Resampling

What is Resampling :

Resampling is a statistical method used to analyze and understand a dataset by generating new samples from it. It allows for the estimation of statistical properties, such as mean and variance, and can be used to test hypotheses, assess model performance, and select the best models for a given dataset.
There are two main types of resampling: bootstrapping and cross-validation.
Bootstrapping is a resampling method that involves randomly sampling with replacement from a dataset to create a new sample. This process can be repeated multiple times, resulting in a collection of samples known as a bootstrap sample. The mean and standard deviation of the bootstrap samples can be used to estimate the mean and standard deviation of the original dataset.
For example, consider a dataset of 10 individuals with their respective heights (in inches). The mean height is 67 inches and the standard deviation is 4 inches. To generate a bootstrap sample, we could randomly select heights from the original dataset with replacement and calculate the mean and standard deviation of the new sample. If we repeat this process 100 times, we will have 100 bootstrap samples with corresponding means and standard deviations. By examining the distribution of the means and standard deviations, we can get a better understanding of the spread and variability of the original dataset.
Cross-validation is a resampling method used to evaluate the performance of a machine learning model. It involves dividing the dataset into k equal-sized folds and training the model on k-1 folds while evaluating it on the remaining fold. This process is repeated k times, with a different fold serving as the evaluation set each time. The performance metrics, such as accuracy and F1 score, are then averaged across all k iterations to provide an estimate of the model’s generalization performance.

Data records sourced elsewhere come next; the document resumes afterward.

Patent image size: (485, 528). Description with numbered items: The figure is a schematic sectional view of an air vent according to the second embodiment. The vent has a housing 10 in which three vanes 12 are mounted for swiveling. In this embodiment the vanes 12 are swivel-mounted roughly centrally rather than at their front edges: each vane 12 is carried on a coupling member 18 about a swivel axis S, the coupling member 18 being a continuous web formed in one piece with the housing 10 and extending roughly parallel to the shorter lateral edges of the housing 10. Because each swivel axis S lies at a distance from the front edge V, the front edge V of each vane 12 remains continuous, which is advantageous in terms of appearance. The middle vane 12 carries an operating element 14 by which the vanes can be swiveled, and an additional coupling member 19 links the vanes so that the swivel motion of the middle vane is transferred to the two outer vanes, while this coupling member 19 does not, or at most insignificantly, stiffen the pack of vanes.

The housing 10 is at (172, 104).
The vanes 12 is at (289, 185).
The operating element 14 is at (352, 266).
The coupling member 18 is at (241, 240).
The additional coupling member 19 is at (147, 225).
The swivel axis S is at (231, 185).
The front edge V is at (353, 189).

For example, suppose we have a dataset of 1000 observations and we want to build a classification model to predict whether an individual will have heart disease. We can use 10-fold cross-validation to evaluate the performance of our model. The dataset is divided into 10 equal-sized folds, with 100 observations in each fold. We train the model on the first 9 folds and evaluate it on the 10th fold. We then repeat this process, with each of the 10 folds serving as the evaluation set once. We calculate the accuracy of the model on each iteration and average the results to get an overall estimate of the model’s performance. This allows us to assess the model’s ability to generalize to new data, rather than just its performance on the training data.
Both bootstrapping and cross-validation have their strengths and limitations. Bootstrapping is useful for estimating statistical properties of a dataset, but it relies on the assumption that the original sample is representative of the population. Cross-validation is useful for evaluating the performance of machine learning models, but it may not be as effective for small datasets where there are not enough observations to split into multiple folds.
Overall, resampling is a powerful tool for understanding and analyzing datasets and evaluating machine learning models. It allows for the estimation of statistical properties and the assessment of model performance, which are essential tasks in data science and machine learning.